Partnering and connecting resources
Good evaluation is supported by our close relationship with institutions of higher education. We have higher education involved in our programs in several ways: Yale University is the evaluator for Project Hope. We offer a Child Welfare Institute at Rhode Island College, which serves as the principal pre- and post-service child welfare training setting in the state. We collaborate with the Addiction Training and Technology Transfer Center at Brown University on training initiatives and with the Center for Alcohol and Addiction Services at Brown on a postdoctoral residency program in Forensics through Project Hope. 

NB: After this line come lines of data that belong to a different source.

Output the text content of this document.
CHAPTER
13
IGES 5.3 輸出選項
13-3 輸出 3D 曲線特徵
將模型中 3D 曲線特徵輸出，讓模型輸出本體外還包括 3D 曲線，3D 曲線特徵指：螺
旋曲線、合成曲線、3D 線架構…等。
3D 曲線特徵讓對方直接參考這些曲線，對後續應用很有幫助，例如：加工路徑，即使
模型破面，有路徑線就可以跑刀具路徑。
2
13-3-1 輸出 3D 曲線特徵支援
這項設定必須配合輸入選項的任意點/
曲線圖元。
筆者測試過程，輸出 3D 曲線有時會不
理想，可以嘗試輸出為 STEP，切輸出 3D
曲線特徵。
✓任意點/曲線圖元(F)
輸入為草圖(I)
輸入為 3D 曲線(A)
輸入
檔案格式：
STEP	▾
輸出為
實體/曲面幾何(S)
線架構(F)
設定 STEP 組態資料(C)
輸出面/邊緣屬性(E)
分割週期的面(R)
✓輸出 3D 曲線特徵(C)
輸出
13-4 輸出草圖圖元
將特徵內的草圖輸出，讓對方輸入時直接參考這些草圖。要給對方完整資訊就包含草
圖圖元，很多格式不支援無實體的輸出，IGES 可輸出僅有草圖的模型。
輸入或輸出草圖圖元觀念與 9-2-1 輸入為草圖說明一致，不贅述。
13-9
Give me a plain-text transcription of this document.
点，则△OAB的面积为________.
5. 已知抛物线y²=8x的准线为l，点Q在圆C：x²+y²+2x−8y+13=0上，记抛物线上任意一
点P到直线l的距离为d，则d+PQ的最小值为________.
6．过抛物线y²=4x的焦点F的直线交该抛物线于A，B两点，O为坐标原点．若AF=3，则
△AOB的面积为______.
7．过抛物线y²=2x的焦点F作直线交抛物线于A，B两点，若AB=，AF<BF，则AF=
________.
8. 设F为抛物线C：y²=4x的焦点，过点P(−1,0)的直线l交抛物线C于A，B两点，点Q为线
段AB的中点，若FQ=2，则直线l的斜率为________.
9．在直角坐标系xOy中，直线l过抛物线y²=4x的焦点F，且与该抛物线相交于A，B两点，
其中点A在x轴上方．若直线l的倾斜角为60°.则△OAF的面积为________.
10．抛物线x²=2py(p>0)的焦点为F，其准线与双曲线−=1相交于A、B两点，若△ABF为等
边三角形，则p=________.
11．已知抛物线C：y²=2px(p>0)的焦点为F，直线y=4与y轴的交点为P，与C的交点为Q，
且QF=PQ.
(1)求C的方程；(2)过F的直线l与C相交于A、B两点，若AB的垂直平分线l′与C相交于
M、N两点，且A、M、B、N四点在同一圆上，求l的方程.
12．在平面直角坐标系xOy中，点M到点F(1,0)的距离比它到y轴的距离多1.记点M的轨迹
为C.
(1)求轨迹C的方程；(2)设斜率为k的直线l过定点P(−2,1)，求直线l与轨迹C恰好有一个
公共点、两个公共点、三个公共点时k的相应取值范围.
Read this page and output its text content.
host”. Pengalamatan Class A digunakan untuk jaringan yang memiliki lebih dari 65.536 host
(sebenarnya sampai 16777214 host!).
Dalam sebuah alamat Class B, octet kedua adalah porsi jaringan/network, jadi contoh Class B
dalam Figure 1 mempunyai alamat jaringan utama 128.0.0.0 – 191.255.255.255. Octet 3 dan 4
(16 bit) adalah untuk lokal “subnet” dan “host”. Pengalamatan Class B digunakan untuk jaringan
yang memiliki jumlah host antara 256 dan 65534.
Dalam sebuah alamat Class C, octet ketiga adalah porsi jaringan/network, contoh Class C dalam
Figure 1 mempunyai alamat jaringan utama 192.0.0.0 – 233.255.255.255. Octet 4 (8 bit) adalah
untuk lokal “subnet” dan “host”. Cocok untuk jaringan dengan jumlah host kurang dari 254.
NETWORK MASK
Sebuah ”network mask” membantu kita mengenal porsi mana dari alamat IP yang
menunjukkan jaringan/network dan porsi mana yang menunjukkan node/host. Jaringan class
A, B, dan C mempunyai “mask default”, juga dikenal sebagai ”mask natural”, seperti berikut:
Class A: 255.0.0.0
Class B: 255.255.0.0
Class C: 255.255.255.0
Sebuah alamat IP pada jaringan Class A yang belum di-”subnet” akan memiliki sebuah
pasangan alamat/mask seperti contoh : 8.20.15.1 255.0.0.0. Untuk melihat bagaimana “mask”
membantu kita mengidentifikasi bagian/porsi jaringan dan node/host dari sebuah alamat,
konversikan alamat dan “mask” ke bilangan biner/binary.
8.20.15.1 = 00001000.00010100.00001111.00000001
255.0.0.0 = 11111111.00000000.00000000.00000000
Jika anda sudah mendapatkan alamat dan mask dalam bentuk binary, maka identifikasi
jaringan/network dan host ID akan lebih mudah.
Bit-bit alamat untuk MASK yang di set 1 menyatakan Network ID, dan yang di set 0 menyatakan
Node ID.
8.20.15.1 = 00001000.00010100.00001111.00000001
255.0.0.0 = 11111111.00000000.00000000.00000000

Taken together, these relationships give us the opportunity to weave system of care principles further through the university, professional, and medical communities. When people who are or will grow into positions of power understand what we do and why, this in turn supports our sustainability. In addition, the expertise gained through these partnerships allows constant sharpening of practice within the system of care, which we believe enhances outcomes for families.
Family involvement
Beyond actually achieving good outcomes and documenting them though careful evaluation, we have found that family involvement in lobbying for ongoing funding is critical. Every year is a new ball game. We cannot rest on our laurels or on any other portion of our anatomy. Every year, we go back to the budget office and the legislature (policymakers experience turnover, too) to remind them who we are. When we bring family members along and the legislators can put a face and a life story to the evaluation statistics, everyone sits up and takes notice.
Overall, the key to sustainability is producing clear results for youth and families. These outcomes, documented by good evaluation data and satisfied family voices, are the bedrock of sustainability.